For fans of a player like Mattingly, who has maintained his career was done without illicit pharmaceutical aid and who has never been implicated as an active participant in the steroid era, that might come as a surprise. The pair’s playing careers overlapped for 10 seasons (from 1985-1995), Donnie Baseball earning four All-Star selections during that period with the Yankees and McGwire, then an Athletic, six nods.
Linked by playing the same position in the same league, some anger over the admission might seem natural. But that’s not the case, he contends.
“No resentment at all,” Mattingly said. “What a guy does is their thing. You don’t want to condone anything like that, but I’m happy he has his life back.
“I’m not worried about the baseball part of it. I was what I was, and it wasn’t really any comparison to Mark or any other first baseman, I just wanted to be the best first baseman I could be. I was what I was.”
And Mattingly continues to be an integral part of the Tri-State Hot Stove League’s annual Night of Memories, now in its 11th year. This year’s event will feature former St.

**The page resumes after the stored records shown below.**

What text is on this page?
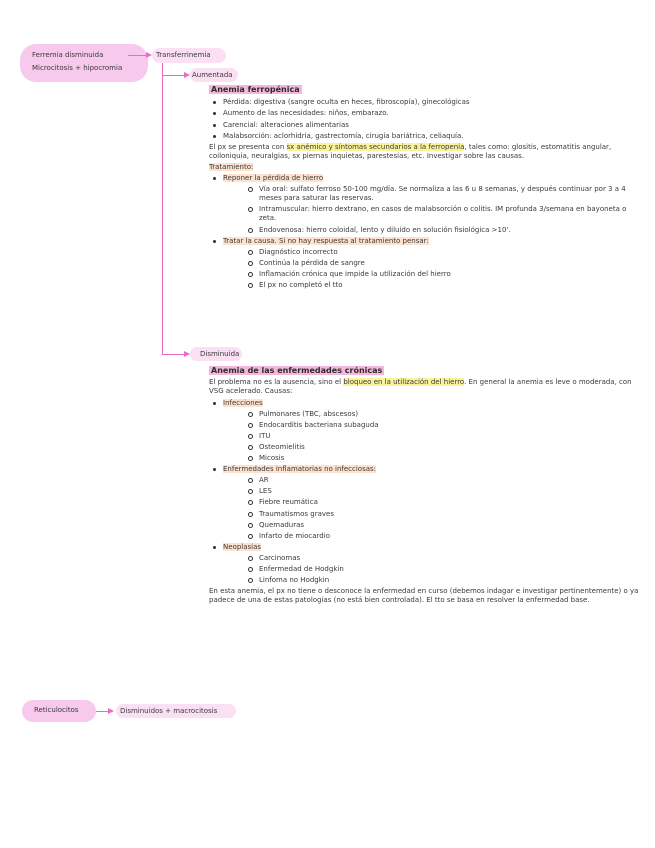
Ferremia disminuida
Microcitosis + hipocromia
Transferrinemia
Aumentada
Anemia ferropénica
Pérdida: digestiva (sangre oculta en heces, fibroscopía), ginecológicas
Aumento de las necesidades: niños, embarazo.
Carencial: alteraciones alimentarias
Malabsorción: aclorhidria, gastrectomía, cirugía bariátrica, celiaquía.

El px se presenta con sx anémico y síntomas secundarios a la ferropenia, tales como: glositis, estomatitis angular, coiloniquia, neuralgias, sx piernas inquietas, parestesias, etc. Investigar sobre las causas.

Tratamiento:
Reponer la pérdida de hierro
Vía oral: sulfato ferroso 50-100 mg/día. Se normaliza a las 6 u 8 semanas, y después continuar por 3 a 4 meses para saturar las reservas.
Intramuscular: hierro dextrano, en casos de malabsorción o colitis. IM profunda 3/semana en bayoneta o zeta.
Endovenosa: hierro coloidal, lento y diluido en solución fisiológica >10'.
Tratar la causa. Si no hay respuesta al tratamiento pensar:
Diagnóstico incorrecto
Continúa la pérdida de sangre
Inflamación crónica que impide la utilización del hierro
El px no completó el tto
Disminuida
Anemia de las enfermedades crónicas

El problema no es la ausencia, sino el bloqueo en la utilización del hierro. En general la anemia es leve o moderada, con VSG acelerado. Causas:

Infecciones
Pulmonares (TBC, abscesos)
Endocarditis bacteriana subaguda
ITU
Osteomielitis
Micosis
Enfermedades inflamatorias no infecciosas:
AR
LES
Fiebre reumática
Traumatismos graves
Quemaduras
Infarto de miocardio
Neoplasias
Carcinomas
Enfermedad de Hodgkin
Linfoma no Hodgkin

En esta anemia, el px no tiene o desconoce la enfermedad en curso (debemos indagar e investigar pertinentemente) o ya padece de una de estas patologías (no está bien controlada). El tto se basa en resolver la enfermedad base.

Reticulocitos	Disminuidos + macrocitosis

Louis great Bob Gibson, as well as former Cardinal pitchers Al Hrabosky and Andy Benes, who pitched at the University of Evansville.
But arguably no baseball player from Evansville has meant more or been better than Mattingly, now hitting coach for the Los Angeles Dodgers.

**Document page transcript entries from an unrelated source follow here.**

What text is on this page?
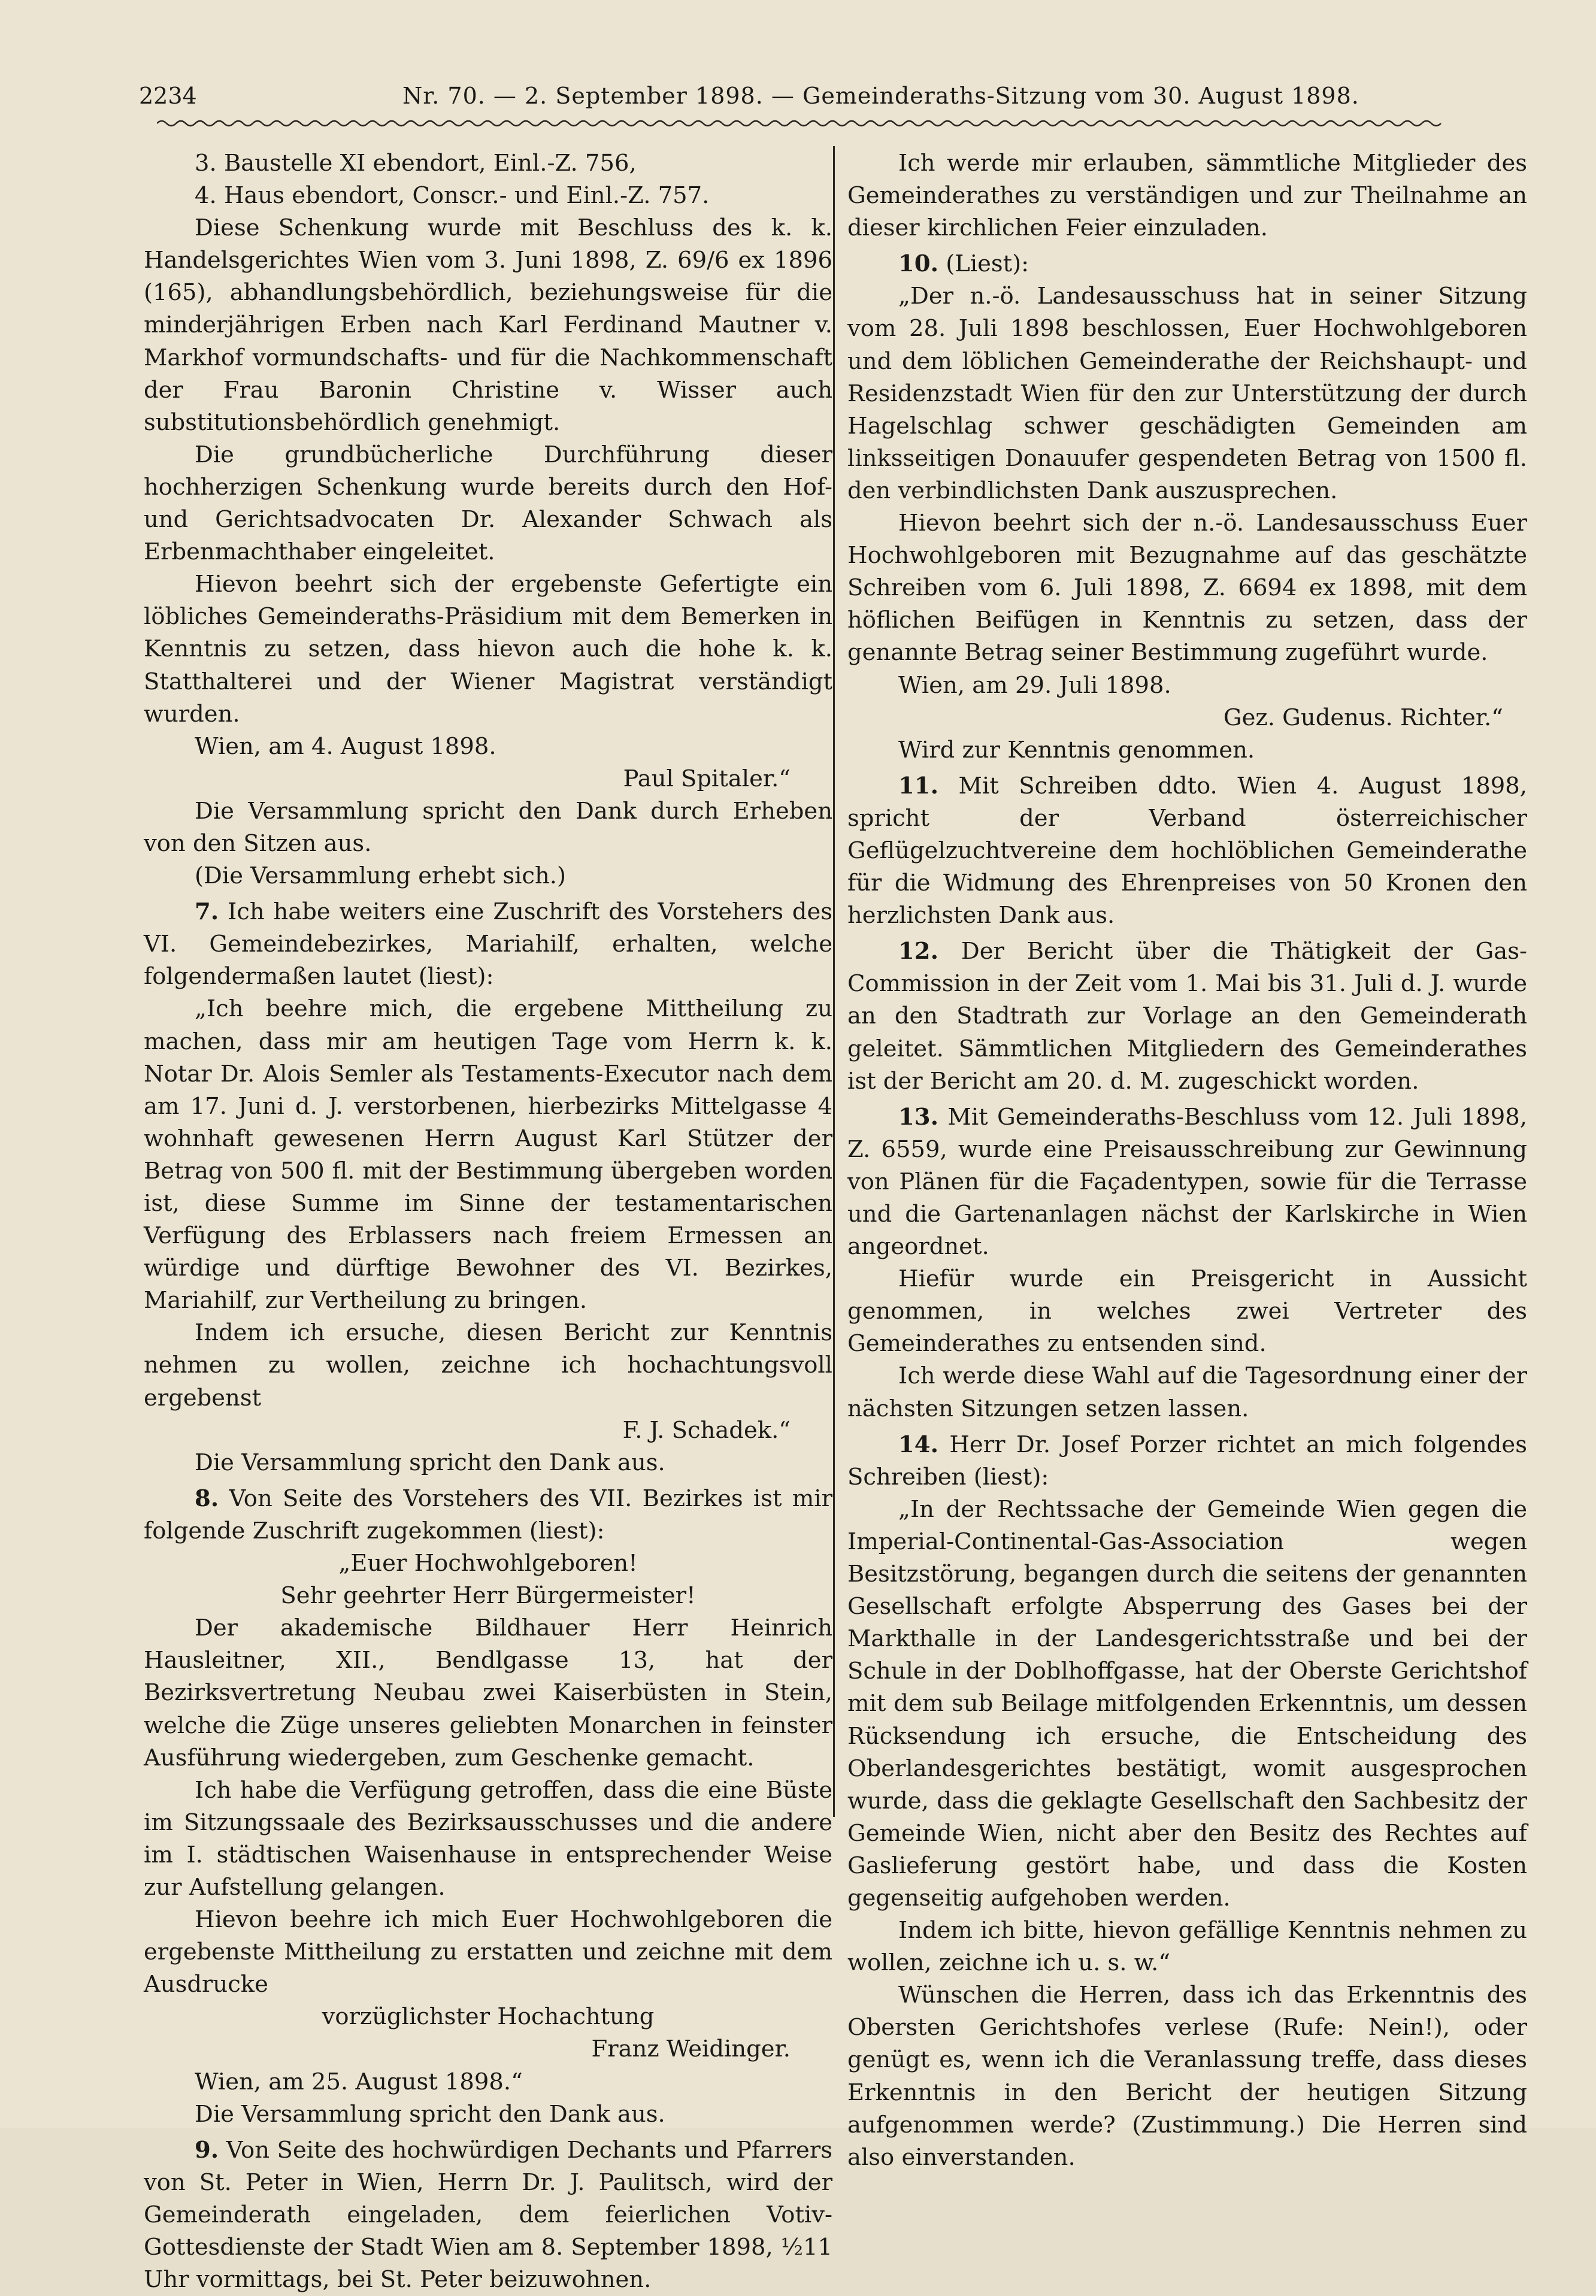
2234	Nr. 70. — 2. September 1898. — Gemeinderaths-Sitzung vom 30. August 1898.

3. Baustelle XI ebendort, Einl.-Z. 756,

4. Haus ebendort, Conscr.- und Einl.-Z. 757.

Diese Schenkung wurde mit Beschluss des k. k. Handelsgerichtes Wien vom 3. Juni 1898, Z. 69/6 ex 1896 (165), abhandlungsbehördlich, beziehungsweise für die minderjährigen Erben nach Karl Ferdinand Mautner v. Markhof vormundschafts- und für die Nachkommenschaft der Frau Baronin Christine v. Wisser auch substitutionsbehördlich genehmigt.

Die grundbücherliche Durchführung dieser hochherzigen Schenkung wurde bereits durch den Hof- und Gerichtsadvocaten Dr. Alexander Schwach als Erbenmachthaber eingeleitet.

Hievon beehrt sich der ergebenste Gefertigte ein löbliches Gemeinderaths-Präsidium mit dem Bemerken in Kenntnis zu setzen, dass hievon auch die hohe k. k. Statthalterei und der Wiener Magistrat verständigt wurden.

Wien, am 4. August 1898.

Paul Spitaler.“

Die Versammlung spricht den Dank durch Erheben von den Sitzen aus.

(Die Versammlung erhebt sich.)

7. Ich habe weiters eine Zuschrift des Vorstehers des VI. Gemeindebezirkes, Mariahilf, erhalten, welche folgendermaßen lautet (liest):

„Ich beehre mich, die ergebene Mittheilung zu machen, dass mir am heutigen Tage vom Herrn k. k. Notar Dr. Alois Semler als Testaments-Executor nach dem am 17. Juni d. J. verstorbenen, hierbezirks Mittelgasse 4 wohnhaft gewesenen Herrn August Karl Stützer der Betrag von 500 fl. mit der Bestimmung übergeben worden ist, diese Summe im Sinne der testamentarischen Verfügung des Erblassers nach freiem Ermessen an würdige und dürftige Bewohner des VI. Bezirkes, Mariahilf, zur Vertheilung zu bringen.

Indem ich ersuche, diesen Bericht zur Kenntnis nehmen zu wollen, zeichne ich hochachtungsvoll ergebenst

F. J. Schadek.“

Die Versammlung spricht den Dank aus.

8. Von Seite des Vorstehers des VII. Bezirkes ist mir folgende Zuschrift zugekommen (liest):

„Euer Hochwohlgeboren!

Sehr geehrter Herr Bürgermeister!

Der akademische Bildhauer Herr Heinrich Hausleitner, XII., Bendlgasse 13, hat der Bezirksvertretung Neubau zwei Kaiserbüsten in Stein, welche die Züge unseres geliebten Monarchen in feinster Ausführung wiedergeben, zum Geschenke gemacht.

Ich habe die Verfügung getroffen, dass die eine Büste im Sitzungssaale des Bezirksausschusses und die andere im I. städtischen Waisenhause in entsprechender Weise zur Aufstellung gelangen.

Hievon beehre ich mich Euer Hochwohlgeboren die ergebenste Mittheilung zu erstatten und zeichne mit dem Ausdrucke

vorzüglichster Hochachtung

Franz Weidinger.

Wien, am 25. August 1898.“

Die Versammlung spricht den Dank aus.

9. Von Seite des hochwürdigen Dechants und Pfarrers von St. Peter in Wien, Herrn Dr. J. Paulitsch, wird der Gemeinderath eingeladen, dem feierlichen Votiv-Gottesdienste der Stadt Wien am 8. September 1898, ½11 Uhr vormittags, bei St. Peter beizuwohnen.

Ich werde mir erlauben, sämmtliche Mitglieder des Gemeinderathes zu verständigen und zur Theilnahme an dieser kirchlichen Feier einzuladen.

10. (Liest):

„Der n.-ö. Landesausschuss hat in seiner Sitzung vom 28. Juli 1898 beschlossen, Euer Hochwohlgeboren und dem löblichen Gemeinderathe der Reichshaupt- und Residenzstadt Wien für den zur Unterstützung der durch Hagelschlag schwer geschädigten Gemeinden am linksseitigen Donauufer gespendeten Betrag von 1500 fl. den verbindlichsten Dank auszusprechen.

Hievon beehrt sich der n.-ö. Landesausschuss Euer Hochwohlgeboren mit Bezugnahme auf das geschätzte Schreiben vom 6. Juli 1898, Z. 6694 ex 1898, mit dem höflichen Beifügen in Kenntnis zu setzen, dass der genannte Betrag seiner Bestimmung zugeführt wurde.

Wien, am 29. Juli 1898.

Gez. Gudenus. Richter.“

Wird zur Kenntnis genommen.

11. Mit Schreiben ddto. Wien 4. August 1898, spricht der Verband österreichischer Geflügelzuchtvereine dem hochlöblichen Gemeinderathe für die Widmung des Ehrenpreises von 50 Kronen den herzlichsten Dank aus.

12. Der Bericht über die Thätigkeit der Gas-Commission in der Zeit vom 1. Mai bis 31. Juli d. J. wurde an den Stadtrath zur Vorlage an den Gemeinderath geleitet. Sämmtlichen Mitgliedern des Gemeinderathes ist der Bericht am 20. d. M. zugeschickt worden.

13. Mit Gemeinderaths-Beschluss vom 12. Juli 1898, Z. 6559, wurde eine Preisausschreibung zur Gewinnung von Plänen für die Façadentypen, sowie für die Terrasse und die Gartenanlagen nächst der Karlskirche in Wien angeordnet.

Hiefür wurde ein Preisgericht in Aussicht genommen, in welches zwei Vertreter des Gemeinderathes zu entsenden sind.

Ich werde diese Wahl auf die Tagesordnung einer der nächsten Sitzungen setzen lassen.

14. Herr Dr. Josef Porzer richtet an mich folgendes Schreiben (liest):

„In der Rechtssache der Gemeinde Wien gegen die Imperial-Continental-Gas-Association wegen Besitzstörung, begangen durch die seitens der genannten Gesellschaft erfolgte Absperrung des Gases bei der Markthalle in der Landesgerichtsstraße und bei der Schule in der Doblhoffgasse, hat der Oberste Gerichtshof mit dem sub Beilage mitfolgenden Erkenntnis, um dessen Rücksendung ich ersuche, die Entscheidung des Oberlandesgerichtes bestätigt, womit ausgesprochen wurde, dass die geklagte Gesellschaft den Sachbesitz der Gemeinde Wien, nicht aber den Besitz des Rechtes auf Gaslieferung gestört habe, und dass die Kosten gegenseitig aufgehoben werden.

Indem ich bitte, hievon gefällige Kenntnis nehmen zu wollen, zeichne ich u. s. w.“

Wünschen die Herren, dass ich das Erkenntnis des Obersten Gerichtshofes verlese (Rufe: Nein!), oder genügt es, wenn ich die Veranlassung treffe, dass dieses Erkenntnis in den Bericht der heutigen Sitzung aufgenommen werde? (Zustimmung.) Die Herren sind also einverstanden.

When it comes to his own memories, he doesn’t have many involving steroids in the game.
“Not hardly any,” he said. “I retired in ’95, and you started to see the players getting bigger and that Oakland club was one of the biggest … so you heard a few rumblings with different guys, but not much really hardly at all.
“I was really surprised when I got back in the game, talking to different people, how rampant it was.”